Attending the funeral of Margaret Thatcher in April, the Health Secretary, Jeremy Hunt, was much impressed by the bit in the sermon by the Bishop of London about how Mrs Thatcher had replied personally to so many letters. He went back to his department, and asked it to give him each day one letter from a member of the public which recounted particularly shocking problems in the Health Service. He now uses these letters to dive into the problems that patients experience. It is a good idea, but how alarming that it is a novel one. The Department of Health receives more letters than any other part of government except 10 Downing Street. Is it really the case that up till now, officials have never troubled the Secretary of State with the woes of the public? For more than 60 years, we have been bullied into thinking that the NHS works for us. At last, because so many — especially the old — have cruelly experienced the opposite, we want to make our feelings known. Mr Hunt’s one letter a day is a tiny drop in the ocean of misery which must eventually sweep the current system away.
If the Liverpool Care Pathway had been called, say, the Oxford Care Pathway, would it have inspired more confidence?
In October 1975, I went up to Trinity College, Cambridge.
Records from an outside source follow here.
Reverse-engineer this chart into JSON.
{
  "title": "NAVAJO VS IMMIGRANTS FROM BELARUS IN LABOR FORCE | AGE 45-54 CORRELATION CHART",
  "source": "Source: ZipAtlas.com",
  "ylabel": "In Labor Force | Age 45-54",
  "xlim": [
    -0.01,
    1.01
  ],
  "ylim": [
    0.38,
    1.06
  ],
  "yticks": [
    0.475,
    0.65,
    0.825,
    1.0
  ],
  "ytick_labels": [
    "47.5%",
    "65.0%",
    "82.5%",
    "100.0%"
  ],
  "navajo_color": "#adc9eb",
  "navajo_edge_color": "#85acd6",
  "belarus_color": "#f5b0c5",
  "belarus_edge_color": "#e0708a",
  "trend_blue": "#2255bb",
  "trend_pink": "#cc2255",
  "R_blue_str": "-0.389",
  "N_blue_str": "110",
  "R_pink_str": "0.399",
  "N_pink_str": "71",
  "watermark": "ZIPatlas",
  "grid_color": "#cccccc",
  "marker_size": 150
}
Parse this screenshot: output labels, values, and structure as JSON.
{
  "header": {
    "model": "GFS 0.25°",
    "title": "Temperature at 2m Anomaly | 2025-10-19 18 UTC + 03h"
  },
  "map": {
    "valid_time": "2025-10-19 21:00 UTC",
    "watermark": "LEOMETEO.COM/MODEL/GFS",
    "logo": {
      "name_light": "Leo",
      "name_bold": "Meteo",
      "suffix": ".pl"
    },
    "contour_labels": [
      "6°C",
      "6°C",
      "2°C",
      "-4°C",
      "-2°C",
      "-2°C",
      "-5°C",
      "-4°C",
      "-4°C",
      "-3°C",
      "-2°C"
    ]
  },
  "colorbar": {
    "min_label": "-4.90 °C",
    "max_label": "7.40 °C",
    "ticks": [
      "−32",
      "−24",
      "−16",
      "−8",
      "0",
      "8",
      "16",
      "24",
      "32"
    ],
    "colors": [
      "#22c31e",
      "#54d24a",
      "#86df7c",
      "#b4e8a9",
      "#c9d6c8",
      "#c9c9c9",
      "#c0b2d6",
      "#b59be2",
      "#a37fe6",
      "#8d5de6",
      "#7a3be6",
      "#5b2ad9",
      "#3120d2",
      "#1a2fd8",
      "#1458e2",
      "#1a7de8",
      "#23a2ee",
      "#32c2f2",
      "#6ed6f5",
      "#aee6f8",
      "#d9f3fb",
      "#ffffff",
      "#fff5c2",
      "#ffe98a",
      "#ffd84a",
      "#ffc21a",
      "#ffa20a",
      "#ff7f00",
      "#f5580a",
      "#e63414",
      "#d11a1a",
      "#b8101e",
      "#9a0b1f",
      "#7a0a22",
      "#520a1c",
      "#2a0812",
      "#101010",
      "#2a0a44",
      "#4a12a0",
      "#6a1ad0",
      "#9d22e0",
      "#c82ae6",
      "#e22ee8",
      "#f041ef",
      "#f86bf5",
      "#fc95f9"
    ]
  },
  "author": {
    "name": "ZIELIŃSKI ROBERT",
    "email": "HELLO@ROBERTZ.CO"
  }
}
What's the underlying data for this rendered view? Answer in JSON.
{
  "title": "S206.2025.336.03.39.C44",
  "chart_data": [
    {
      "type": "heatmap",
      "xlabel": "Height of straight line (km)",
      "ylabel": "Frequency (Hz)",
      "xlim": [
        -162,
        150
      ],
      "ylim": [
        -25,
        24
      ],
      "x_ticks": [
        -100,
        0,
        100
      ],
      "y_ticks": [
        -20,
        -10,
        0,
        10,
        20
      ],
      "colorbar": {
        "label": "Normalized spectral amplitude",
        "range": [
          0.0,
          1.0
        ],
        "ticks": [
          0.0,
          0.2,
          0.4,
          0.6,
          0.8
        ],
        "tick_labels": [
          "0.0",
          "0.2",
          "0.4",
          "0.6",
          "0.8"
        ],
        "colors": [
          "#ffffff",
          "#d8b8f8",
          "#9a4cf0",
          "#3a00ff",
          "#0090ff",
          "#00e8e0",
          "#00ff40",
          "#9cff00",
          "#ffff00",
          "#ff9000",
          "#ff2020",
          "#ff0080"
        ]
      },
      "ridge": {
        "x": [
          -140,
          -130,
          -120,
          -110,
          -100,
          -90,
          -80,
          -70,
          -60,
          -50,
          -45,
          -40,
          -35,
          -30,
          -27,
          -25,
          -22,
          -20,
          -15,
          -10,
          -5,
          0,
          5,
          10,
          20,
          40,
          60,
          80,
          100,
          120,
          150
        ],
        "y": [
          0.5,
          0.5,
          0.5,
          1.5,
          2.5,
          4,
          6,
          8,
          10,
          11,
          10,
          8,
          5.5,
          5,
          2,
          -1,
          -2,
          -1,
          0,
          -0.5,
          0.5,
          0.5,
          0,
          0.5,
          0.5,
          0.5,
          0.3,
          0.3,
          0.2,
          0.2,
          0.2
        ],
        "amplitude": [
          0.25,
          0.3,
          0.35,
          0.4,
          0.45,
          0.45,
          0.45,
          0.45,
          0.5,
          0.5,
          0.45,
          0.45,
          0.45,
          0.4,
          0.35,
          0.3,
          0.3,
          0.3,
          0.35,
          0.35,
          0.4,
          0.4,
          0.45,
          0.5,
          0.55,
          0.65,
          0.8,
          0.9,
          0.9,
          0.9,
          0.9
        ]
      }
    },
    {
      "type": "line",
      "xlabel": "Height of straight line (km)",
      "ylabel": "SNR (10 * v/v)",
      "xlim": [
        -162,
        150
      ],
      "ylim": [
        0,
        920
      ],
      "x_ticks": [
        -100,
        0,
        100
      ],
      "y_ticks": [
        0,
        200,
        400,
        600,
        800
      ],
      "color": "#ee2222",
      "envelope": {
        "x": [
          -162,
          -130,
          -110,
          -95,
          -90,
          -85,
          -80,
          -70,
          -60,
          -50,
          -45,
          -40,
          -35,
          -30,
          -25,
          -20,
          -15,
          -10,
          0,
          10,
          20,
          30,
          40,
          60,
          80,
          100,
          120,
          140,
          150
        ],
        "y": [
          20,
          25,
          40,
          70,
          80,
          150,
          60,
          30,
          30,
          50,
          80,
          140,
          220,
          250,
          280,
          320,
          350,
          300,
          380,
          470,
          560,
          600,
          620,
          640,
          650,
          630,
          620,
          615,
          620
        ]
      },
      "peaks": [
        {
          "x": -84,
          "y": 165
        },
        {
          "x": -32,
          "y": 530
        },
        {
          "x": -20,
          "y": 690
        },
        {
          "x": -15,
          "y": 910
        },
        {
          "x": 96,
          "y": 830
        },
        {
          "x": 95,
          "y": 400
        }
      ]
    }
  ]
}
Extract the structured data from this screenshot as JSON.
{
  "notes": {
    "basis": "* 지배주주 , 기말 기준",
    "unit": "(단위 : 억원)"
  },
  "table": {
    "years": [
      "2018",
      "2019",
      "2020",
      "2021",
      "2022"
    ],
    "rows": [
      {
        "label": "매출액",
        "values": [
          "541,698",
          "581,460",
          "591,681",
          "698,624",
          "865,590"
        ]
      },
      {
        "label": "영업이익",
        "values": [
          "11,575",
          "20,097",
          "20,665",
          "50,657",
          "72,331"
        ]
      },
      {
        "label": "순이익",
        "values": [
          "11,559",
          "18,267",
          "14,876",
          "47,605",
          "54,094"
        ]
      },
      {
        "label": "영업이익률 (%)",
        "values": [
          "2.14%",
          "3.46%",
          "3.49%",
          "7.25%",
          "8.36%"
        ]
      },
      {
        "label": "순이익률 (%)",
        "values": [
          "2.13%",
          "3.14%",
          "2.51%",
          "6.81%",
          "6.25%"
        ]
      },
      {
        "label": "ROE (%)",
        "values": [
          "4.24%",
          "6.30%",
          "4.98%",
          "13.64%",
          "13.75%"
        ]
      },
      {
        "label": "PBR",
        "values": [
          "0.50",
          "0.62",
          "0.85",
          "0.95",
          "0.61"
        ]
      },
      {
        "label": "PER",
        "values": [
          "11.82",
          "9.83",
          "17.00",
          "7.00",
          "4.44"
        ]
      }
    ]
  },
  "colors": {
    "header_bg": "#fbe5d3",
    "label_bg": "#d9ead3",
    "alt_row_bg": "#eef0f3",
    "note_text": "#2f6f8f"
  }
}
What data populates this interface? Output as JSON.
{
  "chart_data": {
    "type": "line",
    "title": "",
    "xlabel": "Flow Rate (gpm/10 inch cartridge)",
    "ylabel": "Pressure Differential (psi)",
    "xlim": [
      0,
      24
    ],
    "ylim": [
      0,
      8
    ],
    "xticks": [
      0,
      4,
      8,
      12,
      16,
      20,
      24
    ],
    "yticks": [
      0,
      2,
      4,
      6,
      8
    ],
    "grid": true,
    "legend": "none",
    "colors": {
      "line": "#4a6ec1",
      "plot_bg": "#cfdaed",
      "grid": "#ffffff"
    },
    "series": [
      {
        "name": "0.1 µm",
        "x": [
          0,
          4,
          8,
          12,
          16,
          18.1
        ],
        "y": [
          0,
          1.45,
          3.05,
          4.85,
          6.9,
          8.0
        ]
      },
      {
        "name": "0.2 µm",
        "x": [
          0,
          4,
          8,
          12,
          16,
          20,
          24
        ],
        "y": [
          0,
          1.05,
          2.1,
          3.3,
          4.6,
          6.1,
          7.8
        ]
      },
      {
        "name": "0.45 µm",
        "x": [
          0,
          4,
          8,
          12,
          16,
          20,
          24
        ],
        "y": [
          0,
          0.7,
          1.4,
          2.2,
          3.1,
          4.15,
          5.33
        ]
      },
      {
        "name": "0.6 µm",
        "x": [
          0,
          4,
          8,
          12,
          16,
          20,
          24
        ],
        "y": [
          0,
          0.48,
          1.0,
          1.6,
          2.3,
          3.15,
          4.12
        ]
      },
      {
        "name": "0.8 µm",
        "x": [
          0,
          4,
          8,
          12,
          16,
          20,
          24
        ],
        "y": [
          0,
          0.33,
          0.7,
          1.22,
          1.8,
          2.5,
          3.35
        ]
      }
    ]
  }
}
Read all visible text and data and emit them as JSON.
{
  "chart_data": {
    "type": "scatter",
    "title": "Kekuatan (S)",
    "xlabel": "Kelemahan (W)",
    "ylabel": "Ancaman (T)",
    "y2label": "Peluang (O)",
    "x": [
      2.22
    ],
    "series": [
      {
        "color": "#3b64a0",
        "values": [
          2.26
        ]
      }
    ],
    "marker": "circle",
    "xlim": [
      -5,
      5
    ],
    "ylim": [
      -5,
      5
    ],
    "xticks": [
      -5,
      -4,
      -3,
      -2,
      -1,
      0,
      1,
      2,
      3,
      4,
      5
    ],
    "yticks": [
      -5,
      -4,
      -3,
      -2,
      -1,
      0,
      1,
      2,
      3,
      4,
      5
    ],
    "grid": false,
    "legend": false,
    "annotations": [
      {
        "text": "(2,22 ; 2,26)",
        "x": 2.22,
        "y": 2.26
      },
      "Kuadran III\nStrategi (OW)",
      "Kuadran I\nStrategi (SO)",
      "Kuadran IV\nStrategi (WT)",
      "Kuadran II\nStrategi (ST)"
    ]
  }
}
My first set of rooms was G3 New Court. These are the ones described by Tennyson in In Memoriam, because they were occupied by Arthur Hallam, whose death the poet laments. ‘Up that long walk of limes I past/ To see the rooms in which he dwelt/ I lingered: all within was noise/ Of songs, and clapping hands, and boys/ That crashed the glass and beat the floor;/ Where once we held debate, a band/ Of youthful friends, on mind and art,/ Of labour, and the changing mart,/ And all the framework of the land.’